Real-world data show effects of vaccines vs. omicron

When omicron arrived on the scene, it started showing some signs that it could slip around the body’s immune defenses. That raised a big question for our pandemic progress: Would our COVID-19 vaccines even work against the new variant?

Since then, more and more data have shown that the vaccines are still holding their own against the virus’s worst effects — and the boosters are especially important in the age of omicron.

In December — the month when omicron first showed up in Wisconsin and promptly took over — fully vaccinated people were still much less likely to catch COVID-19 and especially to get really sick, DHS data shows

Residents who were not fully vaccinated were three times more likely to test positive for COVID-19 in December, compared to those who had gotten their shots, the DHS reports.

The gap was even wider for severe cases: Wisconsinites who were not fully vaccinated saw COVID-19 hospitalization rates that were 10 times higher, and COVID-19 death rates that were 14 times higher, compared to the fully vaccinated.

Those ratios have changed in the months since new variants have taken over. We’ve seen rising rates of breakthrough cases among vaccinated people, per DHS data — but the gaps in death rates have actually gotten wider, with unvaccinated residents making up an even bigger share during the omicron surge.

Data across the U.S. have also shown that boosters have played a key role during the omicron surge. 

The CDC published data last week showing that, among Americans 50 and up, the unvaccinated were around 44 times more likely to be hospitalized with COVID-19 than those who were vaccinated and boosted. 

Overall, a Pfizer or Moderna booster cut hospitalization risk by 90% during the omicron surge, the CDC found.

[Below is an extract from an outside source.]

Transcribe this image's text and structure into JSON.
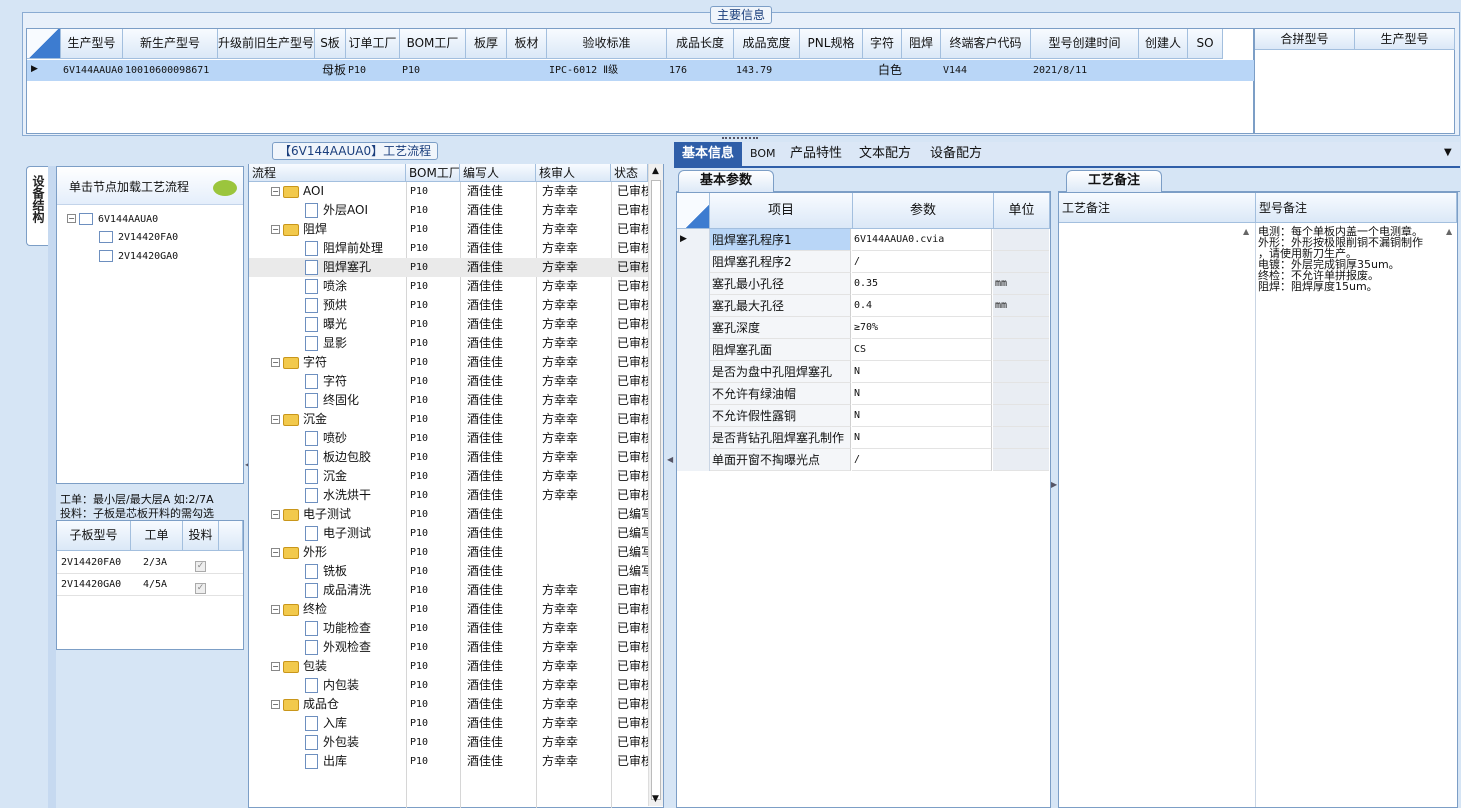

“The simple truth has been demonstrated by study after study after study,” Weston said this week. “The vaccine, especially when coupled with the booster, decreases your risk of infection, decreases your risk of severe disease, prevents hospitalization and certainly prevents death.”

 

More news to note:

  • Pfizer and Moderna are starting to test out versions of their vaccines that are tailored to fight off omicron. Researchers will see how protection from the original shots stacks up against variant-specific formulas.

  • The CDC made some changes to its booster guidance earlier this month. Those who got a Pfizer shot are recommended to get a booster sooner — after a five-month wait, instead of the original six. Kids 12 to 17 were also added to the booster list, along with immunocompromised children as young as 5.

  • Studies out of Israel and the U.K. added new evidence that vaccines slashed the chances of patients dealing with long-haul COVID-19 symptoms after an infection.